Conservative MP Andrea Jenkins explains the political and financial costs of this treaty:
‘A non-EU “third country”, like the future UK, must align with the EU’s policy and directives. A third-country participant must also apply the European Defence Agency’s rules and benchmarks, take part in the EU Battlegroups and pay an annual subscription. In other words, a third-country participant must act like an EU member state.’
Through signing up to several EU Defence Union structures, Britain will remain tethered to the abhorrent EU, weaken alliances with allies outside the EU, diminish its own defence systems and undermine NATO.
This is no ‘formality’, as claimed by the government, but another betrayal of our armed forces. The Veterans for Britain briefing paper on this absurd treaty shows that the EU would effectively be in charge of our military and defence decisions.
This, most seriously of all, as the briefing paper points out, would ‘compromise our trusted status in Five Eyes’ – an intelligence alliance comprising the UK, US, Canada, New Zealand and Australia. Britain currently leads the way in intelligence gathering within Europe. No wonder the EU doesn’t want us to leave.

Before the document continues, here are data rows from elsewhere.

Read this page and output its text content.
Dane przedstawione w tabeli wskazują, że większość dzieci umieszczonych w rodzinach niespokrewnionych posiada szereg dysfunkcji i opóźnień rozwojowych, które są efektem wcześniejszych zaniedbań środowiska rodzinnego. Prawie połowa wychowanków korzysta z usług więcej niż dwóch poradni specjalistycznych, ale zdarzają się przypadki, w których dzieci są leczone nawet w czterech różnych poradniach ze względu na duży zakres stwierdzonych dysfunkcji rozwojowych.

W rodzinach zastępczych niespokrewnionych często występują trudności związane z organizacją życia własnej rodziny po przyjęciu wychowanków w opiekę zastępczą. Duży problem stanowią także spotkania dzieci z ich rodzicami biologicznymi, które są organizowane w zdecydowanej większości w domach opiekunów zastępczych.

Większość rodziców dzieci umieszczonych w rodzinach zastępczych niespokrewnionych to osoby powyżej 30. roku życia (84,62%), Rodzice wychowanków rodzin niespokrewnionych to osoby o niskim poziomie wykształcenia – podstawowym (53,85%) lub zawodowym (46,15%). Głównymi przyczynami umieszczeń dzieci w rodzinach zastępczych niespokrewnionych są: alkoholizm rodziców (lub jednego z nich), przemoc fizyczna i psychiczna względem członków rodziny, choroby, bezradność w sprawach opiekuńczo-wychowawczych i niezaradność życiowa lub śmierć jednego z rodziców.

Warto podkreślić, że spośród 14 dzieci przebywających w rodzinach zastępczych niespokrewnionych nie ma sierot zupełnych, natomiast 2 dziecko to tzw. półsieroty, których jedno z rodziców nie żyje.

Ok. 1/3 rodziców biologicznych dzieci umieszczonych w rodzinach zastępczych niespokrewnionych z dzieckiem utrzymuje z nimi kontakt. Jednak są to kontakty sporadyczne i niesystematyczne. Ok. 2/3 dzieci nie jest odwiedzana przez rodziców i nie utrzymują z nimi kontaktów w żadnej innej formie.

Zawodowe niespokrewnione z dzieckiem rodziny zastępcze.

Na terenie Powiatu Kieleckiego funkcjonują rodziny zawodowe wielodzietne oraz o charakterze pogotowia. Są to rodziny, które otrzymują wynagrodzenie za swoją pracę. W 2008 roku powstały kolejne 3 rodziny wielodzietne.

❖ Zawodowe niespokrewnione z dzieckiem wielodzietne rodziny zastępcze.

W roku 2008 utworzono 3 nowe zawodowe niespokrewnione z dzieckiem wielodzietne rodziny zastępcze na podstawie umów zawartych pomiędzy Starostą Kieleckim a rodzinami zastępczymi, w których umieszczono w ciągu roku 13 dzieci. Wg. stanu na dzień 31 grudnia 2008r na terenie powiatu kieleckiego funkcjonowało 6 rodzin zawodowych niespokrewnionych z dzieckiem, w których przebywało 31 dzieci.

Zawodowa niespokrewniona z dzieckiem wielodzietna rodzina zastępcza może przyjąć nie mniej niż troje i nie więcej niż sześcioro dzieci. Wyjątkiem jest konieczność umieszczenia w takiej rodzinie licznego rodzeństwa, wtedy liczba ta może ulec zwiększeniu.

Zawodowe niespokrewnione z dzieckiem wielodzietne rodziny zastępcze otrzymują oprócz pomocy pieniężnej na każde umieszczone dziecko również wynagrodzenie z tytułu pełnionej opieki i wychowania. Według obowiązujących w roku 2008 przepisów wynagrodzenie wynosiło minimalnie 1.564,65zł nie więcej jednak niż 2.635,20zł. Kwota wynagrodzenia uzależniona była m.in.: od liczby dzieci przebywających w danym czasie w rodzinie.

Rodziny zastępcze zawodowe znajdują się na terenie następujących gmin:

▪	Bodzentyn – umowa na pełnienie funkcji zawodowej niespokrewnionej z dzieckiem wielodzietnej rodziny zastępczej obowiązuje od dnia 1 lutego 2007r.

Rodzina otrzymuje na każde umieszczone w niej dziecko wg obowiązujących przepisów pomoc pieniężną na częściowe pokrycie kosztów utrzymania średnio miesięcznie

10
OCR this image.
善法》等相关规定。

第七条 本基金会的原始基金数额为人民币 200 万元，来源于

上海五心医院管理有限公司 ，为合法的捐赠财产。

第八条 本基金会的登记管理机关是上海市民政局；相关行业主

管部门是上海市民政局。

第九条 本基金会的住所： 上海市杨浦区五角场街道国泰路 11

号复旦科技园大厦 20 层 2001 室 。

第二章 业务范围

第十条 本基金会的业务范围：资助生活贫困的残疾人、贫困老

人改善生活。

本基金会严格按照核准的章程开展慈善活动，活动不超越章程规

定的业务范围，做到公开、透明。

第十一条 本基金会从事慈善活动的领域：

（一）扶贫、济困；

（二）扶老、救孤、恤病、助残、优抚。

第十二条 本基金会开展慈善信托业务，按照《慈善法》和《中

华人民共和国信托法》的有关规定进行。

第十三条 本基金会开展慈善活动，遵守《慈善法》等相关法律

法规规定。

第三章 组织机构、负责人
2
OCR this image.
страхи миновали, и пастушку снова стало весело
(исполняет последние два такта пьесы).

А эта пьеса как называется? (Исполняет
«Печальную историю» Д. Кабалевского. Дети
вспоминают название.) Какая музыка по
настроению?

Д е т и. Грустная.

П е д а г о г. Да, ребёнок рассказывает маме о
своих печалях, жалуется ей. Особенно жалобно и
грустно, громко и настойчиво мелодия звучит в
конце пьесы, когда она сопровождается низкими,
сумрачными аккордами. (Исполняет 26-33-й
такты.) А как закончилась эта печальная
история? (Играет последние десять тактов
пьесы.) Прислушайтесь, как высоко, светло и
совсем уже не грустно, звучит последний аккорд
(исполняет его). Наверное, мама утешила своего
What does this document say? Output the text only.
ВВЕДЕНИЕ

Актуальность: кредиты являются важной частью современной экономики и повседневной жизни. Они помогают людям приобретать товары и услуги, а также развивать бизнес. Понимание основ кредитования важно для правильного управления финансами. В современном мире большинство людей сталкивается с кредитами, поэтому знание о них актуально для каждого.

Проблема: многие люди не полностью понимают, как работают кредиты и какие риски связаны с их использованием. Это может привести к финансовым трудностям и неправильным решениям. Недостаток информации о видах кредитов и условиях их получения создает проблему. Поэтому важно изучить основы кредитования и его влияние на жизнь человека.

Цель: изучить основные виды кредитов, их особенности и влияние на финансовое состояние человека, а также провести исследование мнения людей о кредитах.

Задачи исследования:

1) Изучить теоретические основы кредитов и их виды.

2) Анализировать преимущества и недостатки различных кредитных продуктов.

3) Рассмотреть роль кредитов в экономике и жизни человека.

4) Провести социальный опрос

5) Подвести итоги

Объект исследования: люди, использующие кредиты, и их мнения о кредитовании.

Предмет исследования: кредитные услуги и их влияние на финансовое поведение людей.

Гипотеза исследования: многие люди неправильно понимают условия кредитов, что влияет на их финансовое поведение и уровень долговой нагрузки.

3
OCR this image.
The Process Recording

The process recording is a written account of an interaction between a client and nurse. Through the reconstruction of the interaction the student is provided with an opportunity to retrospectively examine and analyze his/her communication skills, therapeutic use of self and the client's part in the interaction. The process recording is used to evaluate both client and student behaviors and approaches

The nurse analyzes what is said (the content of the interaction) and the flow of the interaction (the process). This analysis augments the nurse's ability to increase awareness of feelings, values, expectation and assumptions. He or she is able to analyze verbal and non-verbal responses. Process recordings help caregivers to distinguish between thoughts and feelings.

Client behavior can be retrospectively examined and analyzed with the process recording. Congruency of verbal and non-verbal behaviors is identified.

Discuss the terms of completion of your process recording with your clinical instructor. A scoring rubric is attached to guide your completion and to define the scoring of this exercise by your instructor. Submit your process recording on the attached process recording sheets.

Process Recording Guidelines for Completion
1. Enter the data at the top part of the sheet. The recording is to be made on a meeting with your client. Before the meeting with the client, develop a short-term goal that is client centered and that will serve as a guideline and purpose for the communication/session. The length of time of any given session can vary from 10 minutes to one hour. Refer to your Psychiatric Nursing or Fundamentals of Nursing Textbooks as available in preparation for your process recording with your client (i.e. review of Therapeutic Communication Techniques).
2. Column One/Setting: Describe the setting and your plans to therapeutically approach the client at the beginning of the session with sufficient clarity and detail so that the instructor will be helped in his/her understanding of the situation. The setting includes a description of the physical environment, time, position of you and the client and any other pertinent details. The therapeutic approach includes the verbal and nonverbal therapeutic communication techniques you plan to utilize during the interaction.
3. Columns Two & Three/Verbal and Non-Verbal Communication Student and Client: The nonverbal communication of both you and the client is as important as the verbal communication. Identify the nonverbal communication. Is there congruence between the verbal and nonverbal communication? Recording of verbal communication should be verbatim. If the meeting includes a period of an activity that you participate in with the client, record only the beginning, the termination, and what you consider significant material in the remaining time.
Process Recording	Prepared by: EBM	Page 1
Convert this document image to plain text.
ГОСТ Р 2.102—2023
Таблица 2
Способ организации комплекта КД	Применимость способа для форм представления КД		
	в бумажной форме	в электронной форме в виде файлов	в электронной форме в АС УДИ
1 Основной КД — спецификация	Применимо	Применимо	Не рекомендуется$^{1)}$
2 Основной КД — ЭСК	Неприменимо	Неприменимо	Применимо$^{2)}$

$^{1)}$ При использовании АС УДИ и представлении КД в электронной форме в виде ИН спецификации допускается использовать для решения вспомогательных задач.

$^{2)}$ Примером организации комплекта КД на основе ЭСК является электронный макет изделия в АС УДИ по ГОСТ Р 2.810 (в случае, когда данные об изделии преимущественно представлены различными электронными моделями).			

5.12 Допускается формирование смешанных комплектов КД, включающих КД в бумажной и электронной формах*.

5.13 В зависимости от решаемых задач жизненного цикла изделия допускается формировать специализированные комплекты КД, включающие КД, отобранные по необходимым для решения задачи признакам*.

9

Jean-Claude Juncker, president of the European Commission, acts like a megalomaniac in his desire to create some sort of European super-state, and no dissent is allowed. His next act is the creation of a EU army. Juncker, and most of our government, won’t be happy until Britain is on its knees, capitulating to the apparatchiks in Brussels, no matter what the financial costs and destruction of what is left of our sovereignty.
At a time when both Russia and China are flexing their colonial muscles and Islamists continue their war against the West, why does the government wants to hand over our defence strategies and requirements to the EU? It’s incomprehensible.
Our armed forces are being eroded and undermined by unnecessary civil prosecutions against veterans and the government’s shameful refusal to protect them. Their willingness to relinquish control of the military to the EU is an unhelpful act of cowardice. The government seemingly wants us to surrender to our enemies and be done with it. We must not let them get away with it.